Who Cares? - The Cost Issue.

One of the reasons that motorcycles use so much fuel is that the cost of that fuel tends to be very low compared to all the other costs of operating a motorcycle. With fast wearing tires needing to be replaced every few thousand miles as well as drive chains, sprockets, chain sliders and brake pads that all wear out pretty quickly motorcycles tend to be rather expensive to operate. In addition to the high cost of periodic replacement of minor wear parts the purchase price of the motorcycle is typically very high compared to the rather small number of miles it is ever likely to wrack up. The reality is that the cost of the fuel tends to seem small and insignificant compared to all the other large costs of operating a motorcycle. What this leads to is a situation where motorcycle riders can only justify the expense of motorcycle ownership for the high performance thrill ride that is possible. It is then higher performance that makes a motorcycle a better value, and fuel mileage usually is only significant for the length of ride that can be accomplished on a single tank. Since just one or two hours is usually a long enough thrill ride the distance that the bike can go on one tank of fuel is usually not much of an issue. Longer range would be nice, but lighter weight, higher performance and lower purchase price tend to seem more important for the thrill seeking motorcyclist.

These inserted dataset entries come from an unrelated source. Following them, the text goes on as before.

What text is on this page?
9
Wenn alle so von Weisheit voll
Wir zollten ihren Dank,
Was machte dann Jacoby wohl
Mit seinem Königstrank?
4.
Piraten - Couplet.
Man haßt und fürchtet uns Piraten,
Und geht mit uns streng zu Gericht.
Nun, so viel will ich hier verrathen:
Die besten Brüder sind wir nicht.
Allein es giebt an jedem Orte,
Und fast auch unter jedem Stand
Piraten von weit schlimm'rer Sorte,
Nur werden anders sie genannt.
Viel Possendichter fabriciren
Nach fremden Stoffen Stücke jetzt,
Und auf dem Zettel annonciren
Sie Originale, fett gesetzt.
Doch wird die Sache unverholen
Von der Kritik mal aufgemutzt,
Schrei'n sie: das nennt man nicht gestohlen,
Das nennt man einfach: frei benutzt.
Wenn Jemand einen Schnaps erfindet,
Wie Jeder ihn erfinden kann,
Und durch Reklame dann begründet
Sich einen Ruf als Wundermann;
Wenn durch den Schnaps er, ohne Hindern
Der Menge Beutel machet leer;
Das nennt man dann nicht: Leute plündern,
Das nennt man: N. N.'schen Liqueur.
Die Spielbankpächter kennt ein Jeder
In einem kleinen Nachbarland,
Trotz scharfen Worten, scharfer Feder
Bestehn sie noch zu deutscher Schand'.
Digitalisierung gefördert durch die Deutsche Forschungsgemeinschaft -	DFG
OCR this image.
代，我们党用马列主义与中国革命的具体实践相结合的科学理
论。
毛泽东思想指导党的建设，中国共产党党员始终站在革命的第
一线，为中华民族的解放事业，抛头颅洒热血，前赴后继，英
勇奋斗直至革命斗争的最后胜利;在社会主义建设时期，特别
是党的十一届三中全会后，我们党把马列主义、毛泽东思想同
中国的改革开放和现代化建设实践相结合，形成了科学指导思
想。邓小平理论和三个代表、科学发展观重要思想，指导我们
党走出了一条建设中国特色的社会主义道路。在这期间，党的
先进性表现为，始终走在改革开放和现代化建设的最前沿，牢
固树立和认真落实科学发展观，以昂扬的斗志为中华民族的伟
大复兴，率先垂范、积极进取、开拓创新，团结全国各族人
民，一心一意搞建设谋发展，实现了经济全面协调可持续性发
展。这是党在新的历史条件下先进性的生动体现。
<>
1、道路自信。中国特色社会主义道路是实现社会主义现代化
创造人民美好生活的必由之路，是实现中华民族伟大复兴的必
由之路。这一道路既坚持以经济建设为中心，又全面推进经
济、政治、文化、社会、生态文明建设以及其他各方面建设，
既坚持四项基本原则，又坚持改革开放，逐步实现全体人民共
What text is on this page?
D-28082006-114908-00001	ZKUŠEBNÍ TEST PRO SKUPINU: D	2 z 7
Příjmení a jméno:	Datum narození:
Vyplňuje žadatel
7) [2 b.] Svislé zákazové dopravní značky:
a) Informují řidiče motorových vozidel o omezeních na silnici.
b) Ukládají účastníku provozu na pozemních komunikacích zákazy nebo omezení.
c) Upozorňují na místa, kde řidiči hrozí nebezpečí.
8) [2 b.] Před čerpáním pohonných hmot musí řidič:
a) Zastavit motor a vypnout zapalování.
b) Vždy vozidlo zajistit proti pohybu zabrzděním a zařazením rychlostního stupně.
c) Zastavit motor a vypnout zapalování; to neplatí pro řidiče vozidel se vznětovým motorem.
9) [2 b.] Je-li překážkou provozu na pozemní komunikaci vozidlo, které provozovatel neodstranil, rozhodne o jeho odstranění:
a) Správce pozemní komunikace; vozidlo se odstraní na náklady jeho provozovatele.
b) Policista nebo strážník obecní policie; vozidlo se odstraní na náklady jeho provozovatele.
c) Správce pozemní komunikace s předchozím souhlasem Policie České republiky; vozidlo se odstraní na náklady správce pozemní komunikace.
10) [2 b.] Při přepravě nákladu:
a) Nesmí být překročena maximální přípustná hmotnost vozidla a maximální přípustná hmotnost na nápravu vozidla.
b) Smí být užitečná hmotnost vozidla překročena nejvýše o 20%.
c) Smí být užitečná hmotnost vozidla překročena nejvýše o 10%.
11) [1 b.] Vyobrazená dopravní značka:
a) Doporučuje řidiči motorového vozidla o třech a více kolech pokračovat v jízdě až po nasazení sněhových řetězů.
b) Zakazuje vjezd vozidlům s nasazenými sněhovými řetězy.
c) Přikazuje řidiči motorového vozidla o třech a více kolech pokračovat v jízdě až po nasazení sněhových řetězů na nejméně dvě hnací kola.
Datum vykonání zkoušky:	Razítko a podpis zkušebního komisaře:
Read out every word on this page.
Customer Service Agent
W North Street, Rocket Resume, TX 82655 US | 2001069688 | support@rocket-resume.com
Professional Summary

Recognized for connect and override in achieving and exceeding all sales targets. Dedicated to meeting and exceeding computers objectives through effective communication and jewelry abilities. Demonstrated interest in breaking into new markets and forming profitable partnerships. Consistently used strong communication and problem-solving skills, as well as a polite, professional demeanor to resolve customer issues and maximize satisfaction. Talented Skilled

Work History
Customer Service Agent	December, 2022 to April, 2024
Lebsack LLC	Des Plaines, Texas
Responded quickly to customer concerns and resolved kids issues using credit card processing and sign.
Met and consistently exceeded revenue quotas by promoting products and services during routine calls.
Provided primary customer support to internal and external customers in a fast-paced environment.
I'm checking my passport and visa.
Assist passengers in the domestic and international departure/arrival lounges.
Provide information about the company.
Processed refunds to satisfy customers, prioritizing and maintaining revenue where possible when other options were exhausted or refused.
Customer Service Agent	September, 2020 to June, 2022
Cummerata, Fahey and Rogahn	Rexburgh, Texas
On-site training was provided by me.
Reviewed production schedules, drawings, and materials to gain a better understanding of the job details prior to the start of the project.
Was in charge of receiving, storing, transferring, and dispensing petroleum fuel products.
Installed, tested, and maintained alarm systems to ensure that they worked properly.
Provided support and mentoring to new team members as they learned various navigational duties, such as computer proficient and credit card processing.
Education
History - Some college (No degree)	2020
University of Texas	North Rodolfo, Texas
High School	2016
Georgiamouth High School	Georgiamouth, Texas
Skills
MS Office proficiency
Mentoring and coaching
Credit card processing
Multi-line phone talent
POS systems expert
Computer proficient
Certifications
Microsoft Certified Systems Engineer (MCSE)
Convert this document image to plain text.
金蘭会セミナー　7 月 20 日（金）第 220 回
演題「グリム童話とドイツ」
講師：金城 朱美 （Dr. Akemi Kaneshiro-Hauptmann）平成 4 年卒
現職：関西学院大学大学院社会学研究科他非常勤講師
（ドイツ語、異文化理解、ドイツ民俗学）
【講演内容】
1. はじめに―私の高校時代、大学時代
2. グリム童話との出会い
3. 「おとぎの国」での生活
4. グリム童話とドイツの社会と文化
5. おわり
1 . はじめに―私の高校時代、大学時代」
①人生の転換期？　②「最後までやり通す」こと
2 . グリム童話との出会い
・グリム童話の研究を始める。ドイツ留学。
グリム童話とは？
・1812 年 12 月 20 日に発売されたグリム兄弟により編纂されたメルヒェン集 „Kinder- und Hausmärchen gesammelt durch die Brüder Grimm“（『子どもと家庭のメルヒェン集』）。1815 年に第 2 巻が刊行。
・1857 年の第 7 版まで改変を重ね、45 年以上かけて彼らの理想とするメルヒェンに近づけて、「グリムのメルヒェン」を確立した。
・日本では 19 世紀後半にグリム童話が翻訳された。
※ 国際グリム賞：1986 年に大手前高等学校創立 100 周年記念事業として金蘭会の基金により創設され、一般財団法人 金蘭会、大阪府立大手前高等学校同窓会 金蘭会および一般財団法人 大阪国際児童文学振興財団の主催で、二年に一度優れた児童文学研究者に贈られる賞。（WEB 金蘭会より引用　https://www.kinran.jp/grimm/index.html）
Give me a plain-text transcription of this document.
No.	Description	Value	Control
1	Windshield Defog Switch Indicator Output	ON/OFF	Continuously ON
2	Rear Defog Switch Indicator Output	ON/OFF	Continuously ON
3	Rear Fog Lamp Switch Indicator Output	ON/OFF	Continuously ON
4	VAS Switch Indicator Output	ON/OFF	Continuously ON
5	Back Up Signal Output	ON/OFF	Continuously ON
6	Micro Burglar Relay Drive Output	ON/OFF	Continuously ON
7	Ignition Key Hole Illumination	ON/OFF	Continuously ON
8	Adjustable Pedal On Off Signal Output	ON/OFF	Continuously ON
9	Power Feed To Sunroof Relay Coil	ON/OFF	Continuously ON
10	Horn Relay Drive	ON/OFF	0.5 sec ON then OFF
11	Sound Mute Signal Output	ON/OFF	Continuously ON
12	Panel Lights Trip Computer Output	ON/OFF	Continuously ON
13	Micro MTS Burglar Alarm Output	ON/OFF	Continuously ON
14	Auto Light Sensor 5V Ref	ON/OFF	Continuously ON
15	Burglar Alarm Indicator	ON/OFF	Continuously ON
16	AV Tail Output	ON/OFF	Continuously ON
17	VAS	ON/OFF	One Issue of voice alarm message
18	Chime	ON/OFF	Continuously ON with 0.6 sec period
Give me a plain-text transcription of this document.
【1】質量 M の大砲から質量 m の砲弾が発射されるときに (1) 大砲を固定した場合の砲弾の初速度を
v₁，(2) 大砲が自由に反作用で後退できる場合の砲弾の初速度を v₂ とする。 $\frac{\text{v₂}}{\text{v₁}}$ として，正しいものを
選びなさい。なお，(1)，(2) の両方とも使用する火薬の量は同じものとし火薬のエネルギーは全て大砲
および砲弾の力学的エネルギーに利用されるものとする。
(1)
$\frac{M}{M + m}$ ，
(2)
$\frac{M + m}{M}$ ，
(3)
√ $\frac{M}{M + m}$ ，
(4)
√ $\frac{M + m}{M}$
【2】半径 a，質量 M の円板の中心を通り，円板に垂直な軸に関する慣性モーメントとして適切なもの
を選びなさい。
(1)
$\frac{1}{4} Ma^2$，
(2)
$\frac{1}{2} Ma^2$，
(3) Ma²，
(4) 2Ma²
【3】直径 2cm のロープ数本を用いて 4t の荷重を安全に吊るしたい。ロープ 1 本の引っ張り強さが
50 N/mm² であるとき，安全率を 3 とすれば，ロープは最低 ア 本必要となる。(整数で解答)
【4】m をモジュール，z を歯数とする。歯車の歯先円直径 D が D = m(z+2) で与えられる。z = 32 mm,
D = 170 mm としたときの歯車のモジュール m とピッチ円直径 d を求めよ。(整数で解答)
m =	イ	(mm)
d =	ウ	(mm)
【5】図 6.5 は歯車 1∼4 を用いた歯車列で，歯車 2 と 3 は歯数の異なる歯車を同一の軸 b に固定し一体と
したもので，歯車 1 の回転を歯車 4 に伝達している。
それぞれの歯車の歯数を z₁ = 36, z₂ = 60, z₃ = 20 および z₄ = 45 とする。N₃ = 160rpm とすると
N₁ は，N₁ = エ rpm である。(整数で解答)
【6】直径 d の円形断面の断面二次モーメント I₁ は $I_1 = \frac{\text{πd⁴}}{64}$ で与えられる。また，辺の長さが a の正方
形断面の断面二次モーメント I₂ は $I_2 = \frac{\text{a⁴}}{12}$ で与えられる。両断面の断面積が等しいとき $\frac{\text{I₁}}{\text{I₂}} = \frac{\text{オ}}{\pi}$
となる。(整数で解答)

If most motorcycle purchasers just don't really care how much fuel the bikes use there is little incentive for manufacturers to invest in development work towards more fuel efficient bikes. This is of course not always the only reality, because many people are interested in lower fuel consumption simply from an ideological perspective. When the total cost of motorcycle ownership dwarfs the cost of the fuel though it is inevitable that this will influence the industry in general in some significant ways.